Top officials from both parties have spoken out against the notion of an independent probe into the Bush-era policies which led to the repeated torture of detainees, making the chances of such a body being established extremely unlikely.
Shortly after Senate Majority Leader Harry Reid criticized calls for an independent probe until at least the end of the year, White House spokesman Robert Gibbs said the growing furore over the past few days “might well be evidence of why something like this would likely just become a political back and forth.” President Obama has taken the evidence of widespread CIA torture under his predecessor extremely likely, calling it merely a potential “mistake” and saying “that’s how we learn.”
Top Republicans were at least as adamant against the potential probe as their Democratic counterparts. House minority leader John Boehner said he couldn’t imagine “what we’re going to learn that congressional leaders didn’t already know,” while top Senator Kit Bond criticized the administration for pointing out the previous administration’s torture without producing evidence he claimed proved the value of policy.

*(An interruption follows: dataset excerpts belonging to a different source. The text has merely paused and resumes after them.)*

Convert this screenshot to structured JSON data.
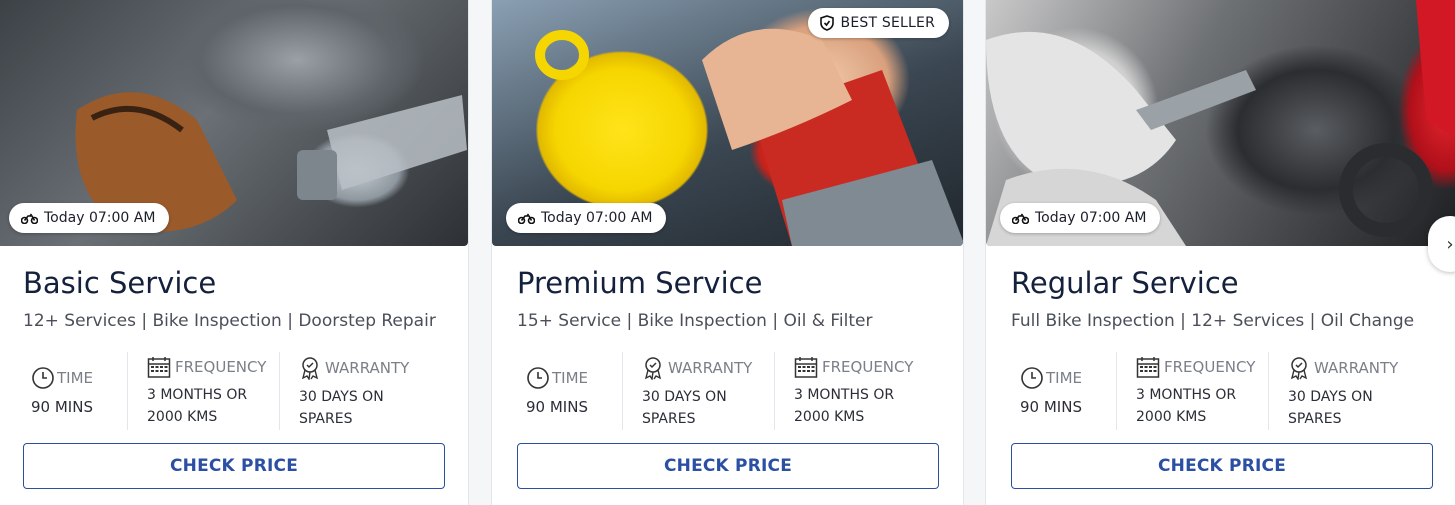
{
  "cards": [
    {
      "image": "mechanic-wrench-gloves-photo",
      "time_chip": "Today 07:00 AM",
      "badge": "",
      "title": "Basic Service",
      "subtitle": "12+ Services | Bike Inspection | Doorstep Repair",
      "specs": [
        {
          "icon": "clock-icon",
          "label": "TIME",
          "value": "90 MINS"
        },
        {
          "icon": "calendar-icon",
          "label": "FREQUENCY",
          "value": "3 MONTHS OR 2000 KMS"
        },
        {
          "icon": "warranty-badge-icon",
          "label": "WARRANTY",
          "value": "30 DAYS ON SPARES"
        }
      ],
      "button": "CHECK PRICE"
    },
    {
      "image": "oil-funnel-refill-photo",
      "time_chip": "Today 07:00 AM",
      "badge": "BEST SELLER",
      "title": "Premium Service",
      "subtitle": "15+ Service | Bike Inspection | Oil & Filter",
      "specs": [
        {
          "icon": "clock-icon",
          "label": "TIME",
          "value": "90 MINS"
        },
        {
          "icon": "warranty-badge-icon",
          "label": "WARRANTY",
          "value": "30 DAYS ON SPARES"
        },
        {
          "icon": "calendar-icon",
          "label": "FREQUENCY",
          "value": "3 MONTHS OR 2000 KMS"
        }
      ],
      "button": "CHECK PRICE"
    },
    {
      "image": "brake-caliper-repair-photo",
      "time_chip": "Today 07:00 AM",
      "badge": "",
      "title": "Regular Service",
      "subtitle": "Full Bike Inspection | 12+ Services | Oil Change",
      "specs": [
        {
          "icon": "clock-icon",
          "label": "TIME",
          "value": "90 MINS"
        },
        {
          "icon": "calendar-icon",
          "label": "FREQUENCY",
          "value": "3 MONTHS OR 2000 KMS"
        },
        {
          "icon": "warranty-badge-icon",
          "label": "WARRANTY",
          "value": "30 DAYS ON SPARES"
        }
      ],
      "button": "CHECK PRICE"
    }
  ],
  "colors": {
    "title": "#14213d",
    "button_text": "#2a4fa3",
    "button_border": "#2b4f9e"
  }
}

The policy, which began in 2002, sought to produce evidence of a link between al-Qaeda and Iraq which would be used as a pretext for war. Though no such evidence was ever found, the policy continued long after the US decided to invade Iraq in early 2003. Then-Vice President Cheney and Defense Secretary Rumsfeld were said to be at the center of the policy, though former Secretary of State Condoleezza Rice, who was the National Security Adviser at the time, was also among its early supporters.